Учась не то на предпоследнем, не то на последнем курсе, я обычно обедал в одном и том же бостонском ресторане. Приходил я туда в одиночку, зачастую несколько вечеров кряду. В ресторане ко мне привыкли, а обслуживала меня всегда одна и та же официантка.

Я обратил внимание на то, что все там вечно спешат, просто носятся по залу, и как-то раз, шутки ради, оставил чаевые, которые всегда составляли десять центов (в то время это было нормой), двумя монетами и под двумя стаканами: в каждый из них я налил до самого края воду, опустил по пятицентовику, а затем, накрыв стакан картонкой, перевернул его и поставил вверх дном на столик. После этого картонка быстро выдергивалась (вода наружу не вытекала, поскольку воздух в стакан не проникал — для этого края его слишком плотно приникали к поверхности стола).

Чаевые я разложил по двум стаканам как раз потому, что знал — там все делается в спешке. Если бы десять центов лежали в одном стакане, официантка, торопясь подготовить столик для следующего клиента, просто схватила бы стакан и разлила воду — тем бы все и кончилось. А после того, как она проделает это с первым стаканом, ей придется подумать: что, черт побери, делать со вторым? Просто поднять его ей смелости не хватит!

Уходя, я сказал моей официантке:

— Осторожнее, Сью. Вы принесли мне какие-то странные стаканы: они налиты доверху, а в дне — дырка.

Когда я пришел туда на следующий день, меня обслуживала уже другая официантка. Прежняя не желала больше иметь со мной дела.

— Сью на вас очень сердита, — сказала новая официантка. — После того, как она подняла первый стакан и залила все водой, ей пришлось позвать босса. Они поломали немного головы, но не ломать же их целый день, так что, в конце концов, сняли со стола и второй стакан, и вода разлилась опять, по всему полу. Беспорядок получился ужасный, а Сью потом еще и поскользнулась на этой воде. Они все очень злы на вас.

Я расхохотался.

Официантка сказала:

— Ничего тут смешного нет! Интересно, как бы вам понравилось, если бы такую штуку проделали с вами, — как бы поступили вы?

— Я бы взял суповую тарелку, осторожно сдвинул стакан к краю стола и дал бы воде вытечь в тарелку — на пол ничего бы и не попало. А потом достал бы из стакана монету.

— О, хорошая мысль, — сказала она.

В тот вечер я оставил чаевые под перевернутой кофейной чашкой.

Назавтра меня обслуживала та же новая официантка.

— Зачем вы вчера оставили монетку под перевернутой чашкой?
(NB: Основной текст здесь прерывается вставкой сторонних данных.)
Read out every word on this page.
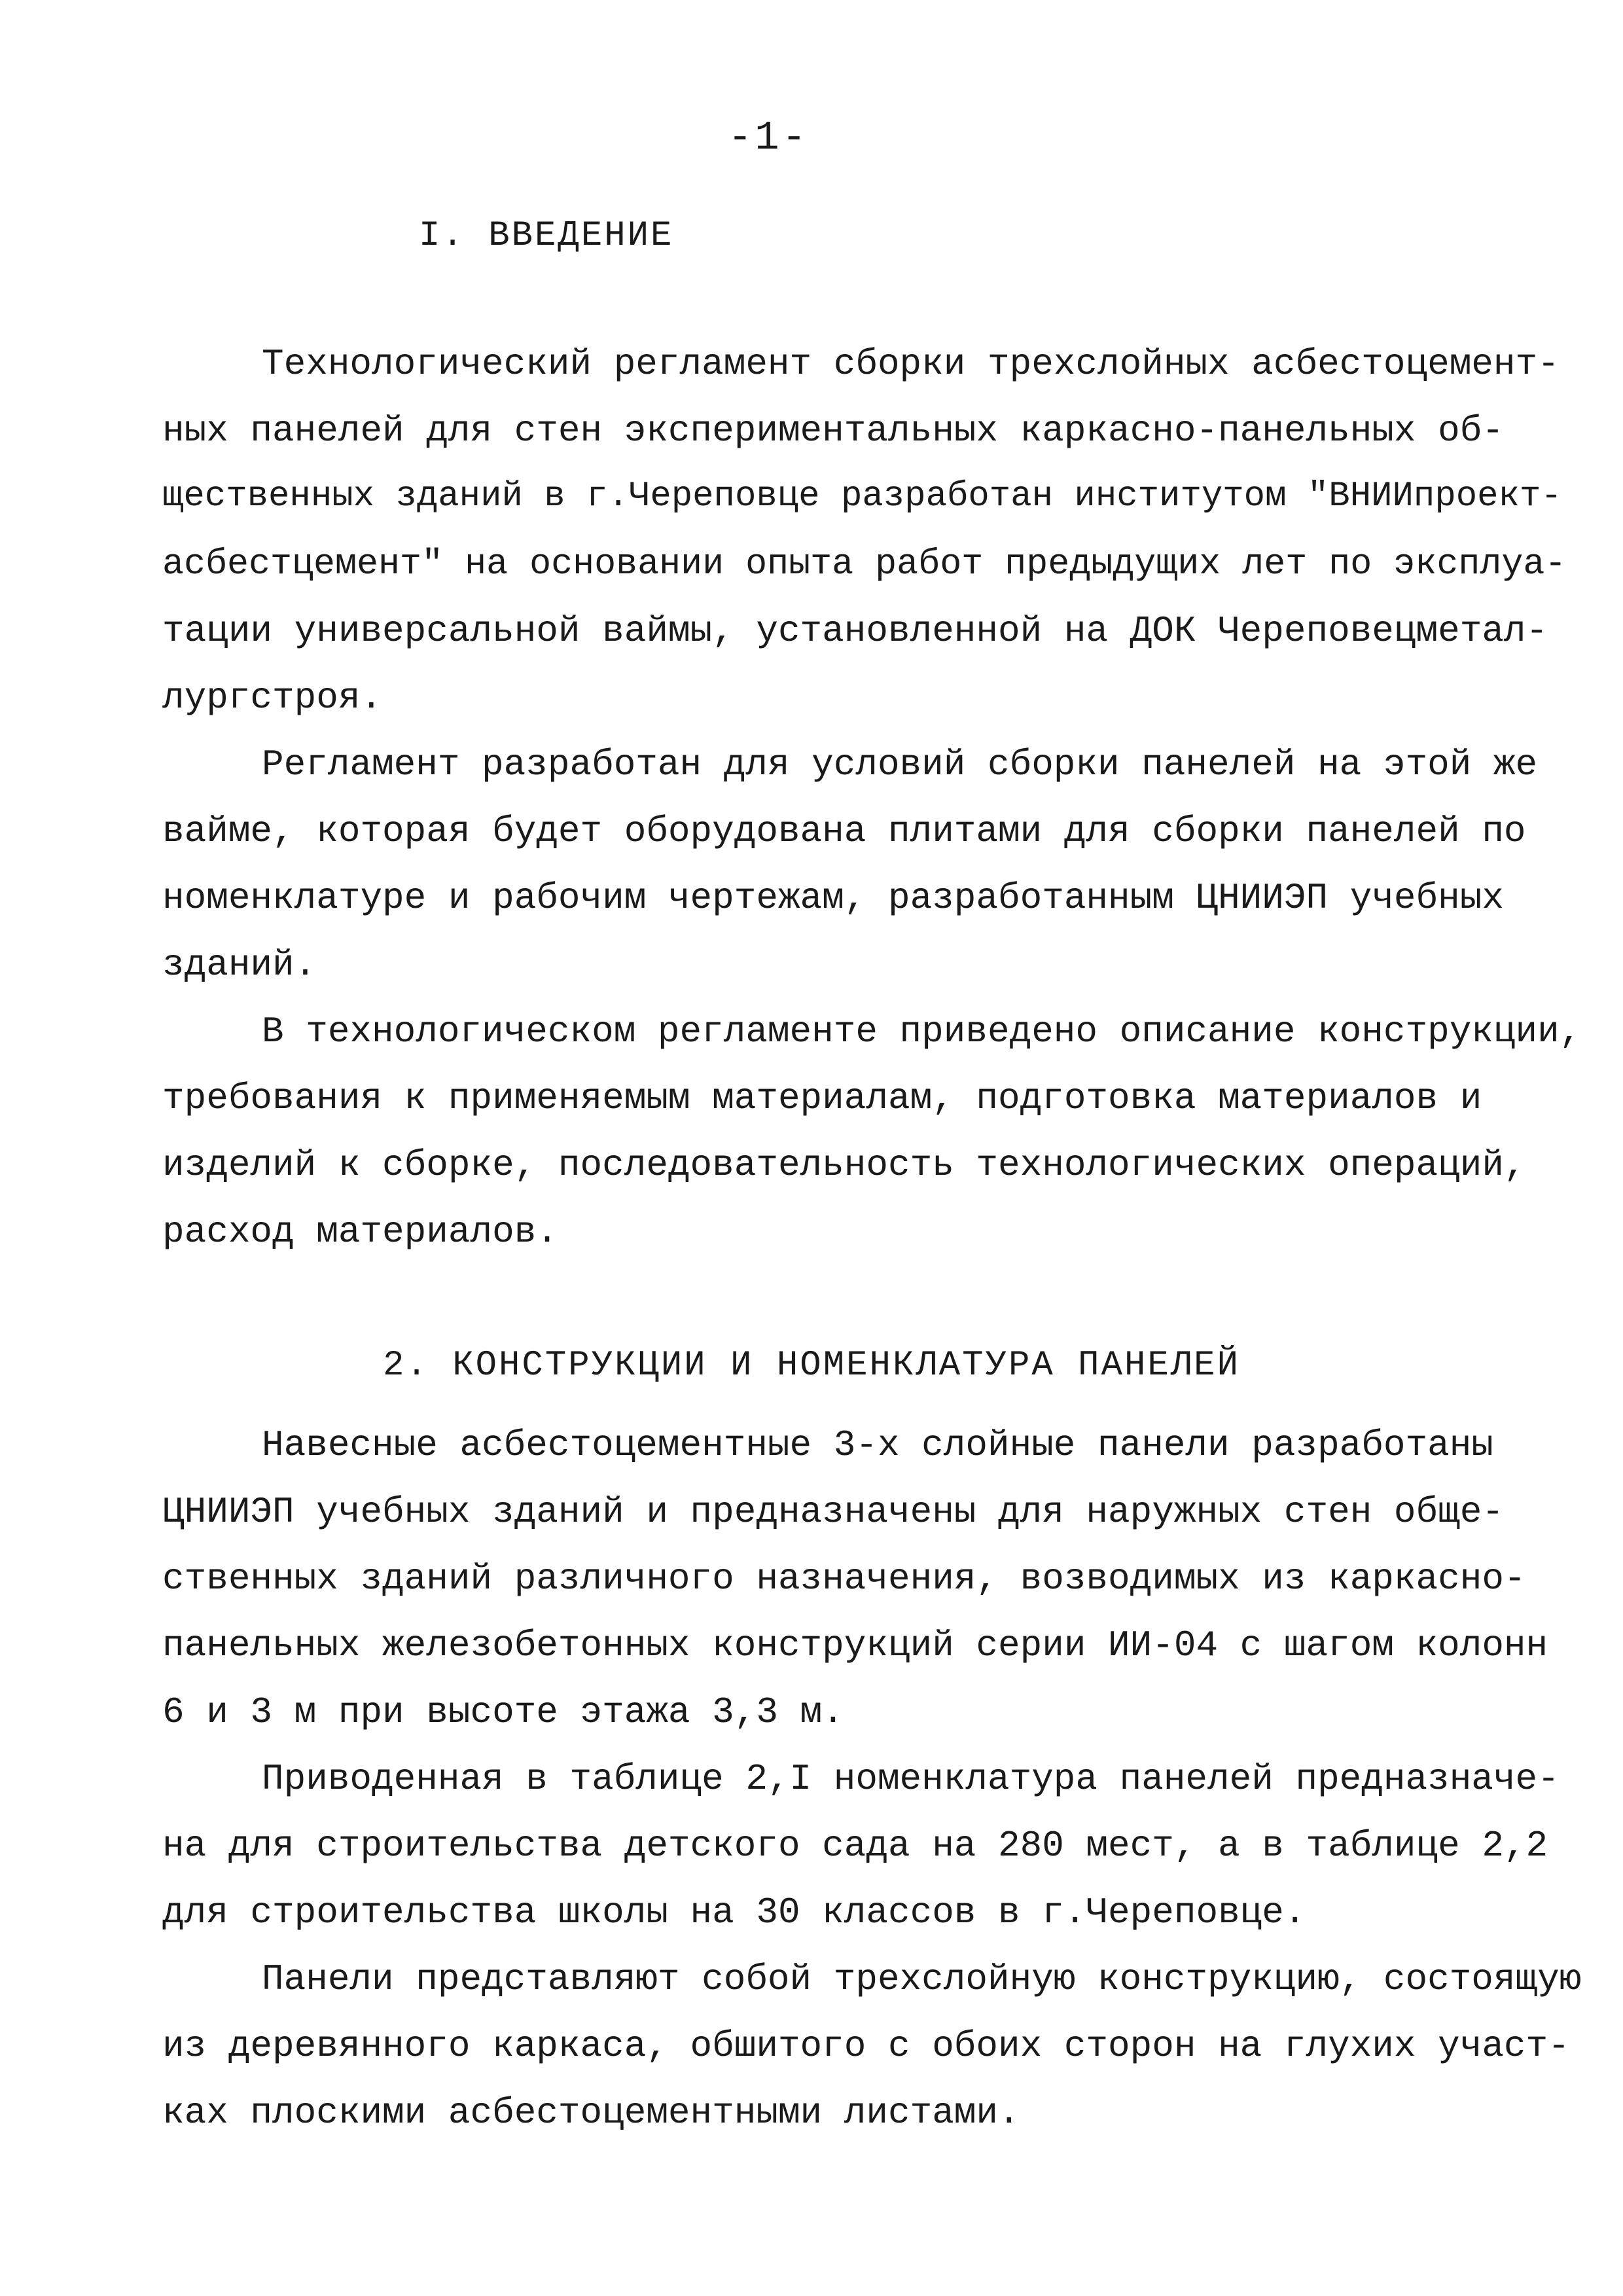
-1-
I. ВВЕДЕНИЕ
Технологический регламент сборки трехслойных асбестоцемент-
ных панелей для стен экспериментальных каркасно-панельных об-
щественных зданий в г.Череповце разработан институтом "ВНИИпроект-
асбестцемент" на основании опыта работ предыдущих лет по эксплуа-
тации универсальной ваймы, установленной на ДОК Череповецметал-
лургстроя.
Регламент разработан для условий сборки панелей на этой же
вайме, которая будет оборудована плитами для сборки панелей по
номенклатуре и рабочим чертежам, разработанным ЦНИИЭП учебных
зданий.
В технологическом регламенте приведено описание конструкции,
требования к применяемым материалам, подготовка материалов и
изделий к сборке, последовательность технологических операций,
расход материалов.
2. КОНСТРУКЦИИ И НОМЕНКЛАТУРА ПАНЕЛЕЙ
Навесные асбестоцементные 3-х слойные панели разработаны
ЦНИИЭП учебных зданий и предназначены для наружных стен обще-
ственных зданий различного назначения, возводимых из каркасно-
панельных железобетонных конструкций серии ИИ-04 с шагом колонн
6 и 3 м при высоте этажа 3,3 м.
Приводенная в таблице 2,I номенклатура панелей предназначе-
на для строительства детского сада на 280 мест, а в таблице 2,2
для строительства школы на 30 классов в г.Череповце.
Панели представляют собой трехслойную конструкцию, состоящую
из деревянного каркаса, обшитого с обоих сторон на глухих участ-
ках плоскими асбестоцементными листами.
— Ну, я подумал, что даже при вечной вашей спешке, вы сходите на кухню, принесете суповую тарелку, а после мееедленно и осторожно сдвинете чашку к краю стола…
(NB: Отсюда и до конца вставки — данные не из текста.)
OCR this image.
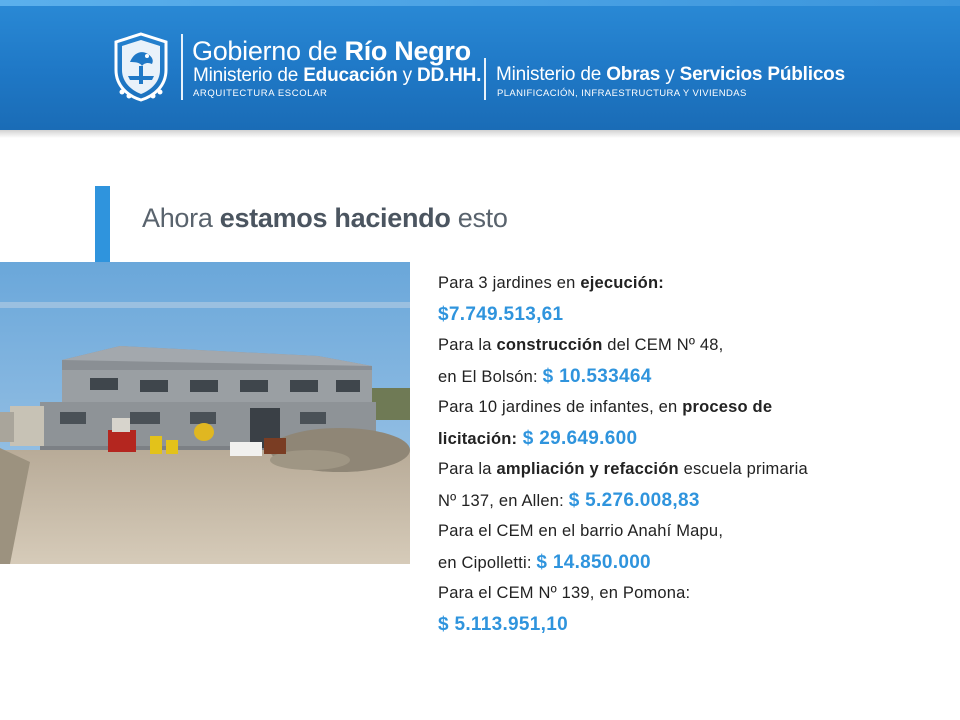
Gobierno de Río Negro
Ministerio de Educación y DD.HH.
ARQUITECTURA ESCOLAR
Ministerio de Obras y Servicios Públicos
PLANIFICACIÓN, INFRAESTRUCTURA Y VIVIENDAS
Ahora estamos haciendo esto
Para 3 jardines en ejecución:
$7.749.513,61
Para la construcción del CEM Nº 48,
en El Bolsón: $ 10.533464
Para 10 jardines de infantes, en proceso de
licitación: $ 29.649.600
Para la ampliación y refacción escuela primaria
Nº 137, en Allen: $ 5.276.008,83
Para el CEM en el barrio Anahí Mapu,
en Cipolletti: $ 14.850.000
Para el CEM Nº 139, en Pomona:
$ 5.113.951,10
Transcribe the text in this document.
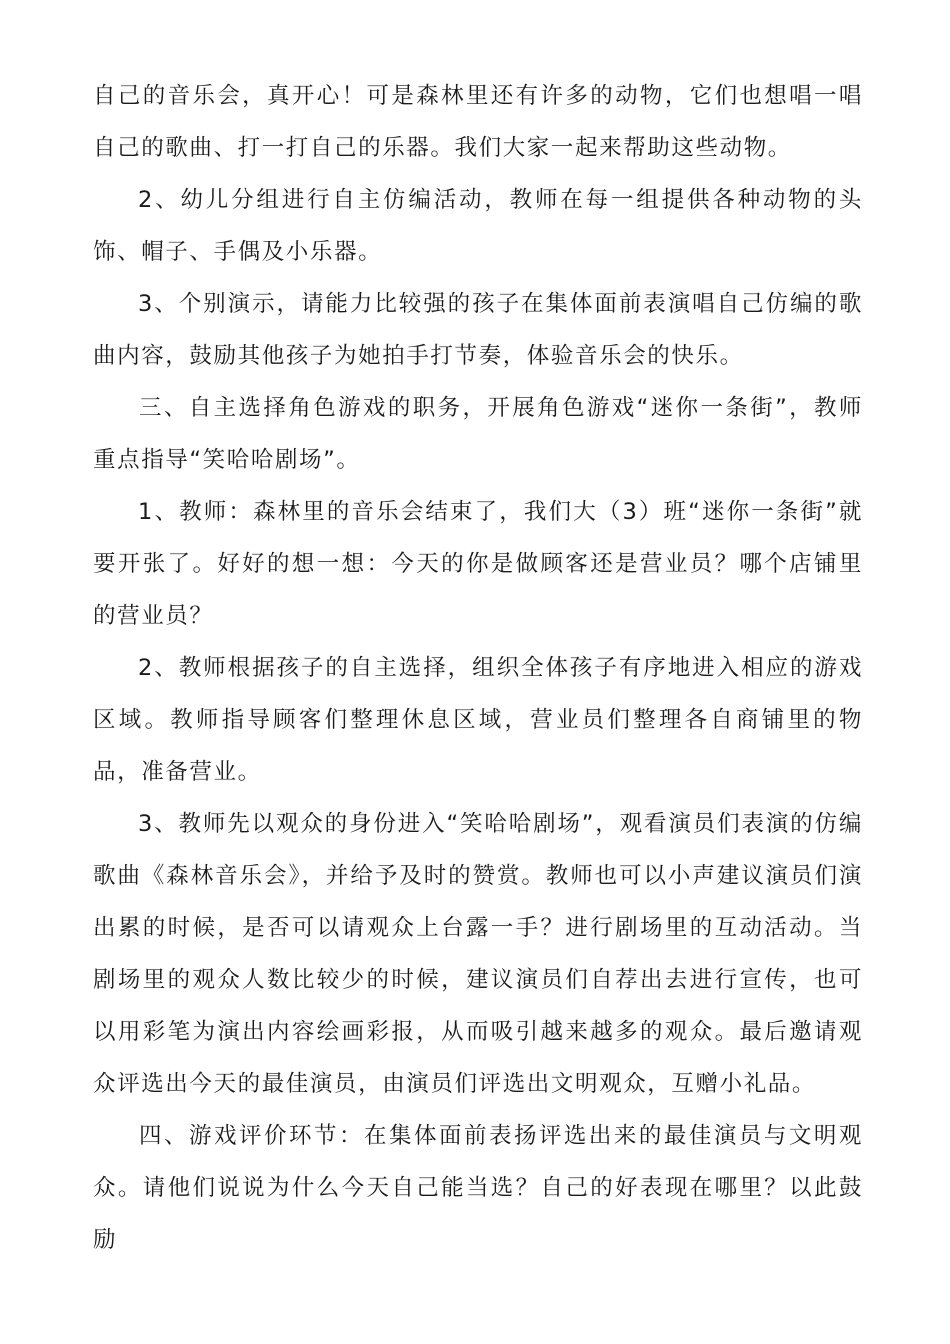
自己的音乐会，真开心！可是森林里还有许多的动物，它们也想唱一唱自己的歌曲、打一打自己的乐器。我们大家一起来帮助这些动物。

2、幼儿分组进行自主仿编活动，教师在每一组提供各种动物的头饰、帽子、手偶及小乐器。

3、个别演示，请能力比较强的孩子在集体面前表演唱自己仿编的歌曲内容，鼓励其他孩子为她拍手打节奏，体验音乐会的快乐。

三、自主选择角色游戏的职务，开展角色游戏“迷你一条街”，教师重点指导“笑哈哈剧场”。

1、教师：森林里的音乐会结束了，我们大（3）班“迷你一条街”就要开张了。好好的想一想：今天的你是做顾客还是营业员？哪个店铺里的营业员？

2、教师根据孩子的自主选择，组织全体孩子有序地进入相应的游戏区域。教师指导顾客们整理休息区域，营业员们整理各自商铺里的物品，准备营业。

3、教师先以观众的身份进入“笑哈哈剧场”，观看演员们表演的仿编歌曲《森林音乐会》，并给予及时的赞赏。教师也可以小声建议演员们演出累的时候，是否可以请观众上台露一手？进行剧场里的互动活动。当剧场里的观众人数比较少的时候，建议演员们自荐出去进行宣传，也可以用彩笔为演出内容绘画彩报，从而吸引越来越多的观众。最后邀请观众评选出今天的最佳演员，由演员们评选出文明观众，互赠小礼品。

四、游戏评价环节：在集体面前表扬评选出来的最佳演员与文明观众。请他们说说为什么今天自己能当选？自己的好表现在哪里？以此鼓励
— Я так и сделала, — обиженно сказала она, — да только воды-то там не было!

Однако лучшую мою проделку я совершил в общежитии братства. Как-то утром я проснулся очень рано, около пяти, и никак не мог заснуть, а потому вышел из спальни и спустился этажом ниже. Там я обнаружил подвешенные на веревках таблички, на которых значилось что-то вроде «ДВЕРЬ! ДВЕРЬ! КТО УКРАЛ ДВЕРЬ!». А следом увидел, что одну из дверей кто-то действительно снял с петель и унес — в проеме ее висела табличка «ПОЖАЛУЙСТА, ЗАКРОЙ ДВЕРЬ!», которая раньше как раз эту дверь и украшала.

Я сразу сообразил, в чем тут дело. В этой комнате занимался парень по имени Пит Бернайс и с ним еще двое студентов, трудились они в поте лица и вечно требовали тишины. Если ты заходил к ним, разыскивая что-то или желая узнать, как они решили ту или иную задачу, то при твоем уходе в спину тебе неизменно кричали: «Пожалуйста, закрой дверь!». Кому-то это явно надоело, вот и он утащил их дверь. Ну так вот, дверь-то, на самом деле была двойная, как во всем здании, и у меня родилась хорошая мысль. Я снял с петель и вторую дверь, отнес ее вниз и спрятал в подвале, за баком с нефтью. А потом тихо поднялся наверх и улегся в постель.

Попозже утром я изобразил пробуждение и спустился вниз позже обычного. Там уже собралась целая толпа, Пит и его друзья были страшно расстроены: дверь пропала, а им заниматься надо — и так далее, и так далее. Я еще сходил по лестнице, а меня уже спросили:

— Фейнман! Это ты дверь унес?

— О да! — ответил я. — Моя работа. Видите царапины у меня на костяшках? Это я их о стену ободрал, когда волок дверь в подвал.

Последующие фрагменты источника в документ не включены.